Speed up TDD in Clojure with lein-reload

Personally, I am a big fan of the Test-driven Development (TDD) approach; iterative development by writing tests first and then implementing the required functionality is just so much fun and very efficient as well. As a very nice side effect you always maintain a working “product” and get your regression tests for free.

In this post I’ll write about how to significantly speed up TDD in Clojure with Leiningen and the lein-reload plug-in. There is a very well written introduction to Clojure and TDD written by Dave Ray. Note: while the guide by Dave Ray uses the Lazytest library written by Stuart Sierra for testing, I prefer to use the testing functionality as provided by clojure.test (which, by the way, is also written by Stuart Sierra plus et al.) as it is built into Clojure itself. Nonetheless, the guide by Dave Ray very nicely shows the ideas behind and approaches on TDD using Clojure.

Using Leiningen you can run all your tests via executing:

lein test

in the project directory.

While this technically works very well and there is actually nothing wrong with it there is the problem that this takes quite some time to run tests this way. Things wasting time are, e.g., the JVM being started or Leiningen firing up.

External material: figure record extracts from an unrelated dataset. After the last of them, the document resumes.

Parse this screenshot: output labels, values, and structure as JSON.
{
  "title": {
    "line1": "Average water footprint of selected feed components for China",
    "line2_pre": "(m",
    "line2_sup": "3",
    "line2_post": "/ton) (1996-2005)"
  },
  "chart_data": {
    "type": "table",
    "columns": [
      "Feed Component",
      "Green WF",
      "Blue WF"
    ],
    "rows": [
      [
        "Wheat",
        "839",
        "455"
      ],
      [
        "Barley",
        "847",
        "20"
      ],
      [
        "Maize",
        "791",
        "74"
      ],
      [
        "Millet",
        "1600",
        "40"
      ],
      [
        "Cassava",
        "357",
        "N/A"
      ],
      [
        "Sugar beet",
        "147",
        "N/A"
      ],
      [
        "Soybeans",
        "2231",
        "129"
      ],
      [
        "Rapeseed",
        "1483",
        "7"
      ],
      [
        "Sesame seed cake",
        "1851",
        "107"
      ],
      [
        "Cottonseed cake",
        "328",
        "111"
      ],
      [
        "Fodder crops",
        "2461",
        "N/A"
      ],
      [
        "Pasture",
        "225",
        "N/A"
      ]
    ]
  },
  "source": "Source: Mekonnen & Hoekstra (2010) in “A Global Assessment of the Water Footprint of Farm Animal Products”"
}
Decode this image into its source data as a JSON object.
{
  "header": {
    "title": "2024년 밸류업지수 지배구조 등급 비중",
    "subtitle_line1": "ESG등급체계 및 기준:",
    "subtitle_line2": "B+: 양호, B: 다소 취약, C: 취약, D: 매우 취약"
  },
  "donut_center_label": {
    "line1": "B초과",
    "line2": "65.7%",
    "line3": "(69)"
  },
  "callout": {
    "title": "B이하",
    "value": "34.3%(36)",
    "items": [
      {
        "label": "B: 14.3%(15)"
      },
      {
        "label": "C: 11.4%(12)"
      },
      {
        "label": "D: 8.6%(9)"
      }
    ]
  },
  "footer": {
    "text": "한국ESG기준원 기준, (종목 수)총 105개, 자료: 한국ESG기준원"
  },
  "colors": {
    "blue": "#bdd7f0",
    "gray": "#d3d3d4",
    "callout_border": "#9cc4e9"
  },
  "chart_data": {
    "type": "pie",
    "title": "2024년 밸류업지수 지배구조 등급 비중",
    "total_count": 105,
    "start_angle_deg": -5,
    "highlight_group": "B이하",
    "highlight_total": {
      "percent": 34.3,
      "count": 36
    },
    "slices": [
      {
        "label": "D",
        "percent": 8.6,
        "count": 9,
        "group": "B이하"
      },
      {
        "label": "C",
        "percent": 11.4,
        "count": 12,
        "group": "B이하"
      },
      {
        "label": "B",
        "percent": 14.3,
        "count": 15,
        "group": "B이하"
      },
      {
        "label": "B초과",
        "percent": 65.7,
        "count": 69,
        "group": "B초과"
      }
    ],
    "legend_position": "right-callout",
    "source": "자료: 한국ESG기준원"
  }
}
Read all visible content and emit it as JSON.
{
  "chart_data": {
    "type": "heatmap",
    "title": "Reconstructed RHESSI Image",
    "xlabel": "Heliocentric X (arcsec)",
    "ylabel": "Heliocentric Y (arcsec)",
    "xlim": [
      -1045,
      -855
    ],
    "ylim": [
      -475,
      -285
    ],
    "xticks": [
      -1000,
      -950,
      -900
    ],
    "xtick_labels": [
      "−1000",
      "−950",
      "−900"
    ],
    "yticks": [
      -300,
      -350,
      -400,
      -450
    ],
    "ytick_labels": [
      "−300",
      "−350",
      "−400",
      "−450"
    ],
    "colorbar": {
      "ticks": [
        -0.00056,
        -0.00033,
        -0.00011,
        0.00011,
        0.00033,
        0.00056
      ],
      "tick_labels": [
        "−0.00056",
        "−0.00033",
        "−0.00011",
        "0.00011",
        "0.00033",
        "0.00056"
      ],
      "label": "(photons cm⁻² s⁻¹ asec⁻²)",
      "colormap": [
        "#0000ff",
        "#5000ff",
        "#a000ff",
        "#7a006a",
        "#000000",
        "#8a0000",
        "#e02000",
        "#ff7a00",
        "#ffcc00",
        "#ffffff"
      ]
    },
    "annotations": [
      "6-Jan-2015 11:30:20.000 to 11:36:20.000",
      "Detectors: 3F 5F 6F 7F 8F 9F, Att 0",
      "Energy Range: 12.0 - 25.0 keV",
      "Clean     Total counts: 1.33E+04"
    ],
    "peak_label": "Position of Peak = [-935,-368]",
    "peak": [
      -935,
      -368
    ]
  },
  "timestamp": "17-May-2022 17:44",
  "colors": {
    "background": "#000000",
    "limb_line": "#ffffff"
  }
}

Within Leiningen there is the option to start an interactive shell in which you can execute Leiningen tasks:

lein interactive

In this shell you can for example simply type “test” to execute all unit tests the same way as if you would have typed “lein test” directly. Running tests repetitively in the interactive shell, you will notice that the first test run takes quite some time to execute while subsequent test runs execute much faster.

However, this alone is not suited for interactive TDD yet. The problem is that changes to your source files will not be picked up. To circumvent this issue there is the lein-reload plug-in by Sebastián B. Galkin: it keeps track of the modification dates of your source files and reloads those namespaces for which the source files have “changed” (actually, the modification date of the file changed).

The guide on the lein-reload homepage explains how to add this plug-in to a single project. Alternatively you can install it “globally” for a user by typing:

lein plugin install lein-reload "1.0.0"

To verify that the lein-reload plug-in works just go to one of your existing projects, enter the Leiningen interactive shell by executing “lein interactive”, type “reload”, change one of your source files (simply using touch from another shell: “touch src/foo/core.clj”, will work as well), and type “reload” in the interactive Leiningen shell again. You should now see a message that the namespace “foo.core” got reloaded.

The guide on the lein-reload homepage further shows how to add a hook to your project such that “reload” is always called when, e.g., “test” is run. However, this needs to be done for each project.

To add this hook globally for all projects I (for now) use a “hack-ish” solution. I simply added the following code to my “~/.lein/init.clj”:

(use 'leiningen.hooks.reload-on-test)

With this in place all my projects automatically make use of the “redefined” test task that first reloads all changed namespaces prior to running the tests. Note that I am currently using Leiningen 1.7.0.

From what I understand from the Leiningen website the above hack should not be necessary when using Leiningen 2.0.0 or above as there you can add to the built-in profiles via the “~/.lein/profiles.clj” file. Please correct me if I am mistaken.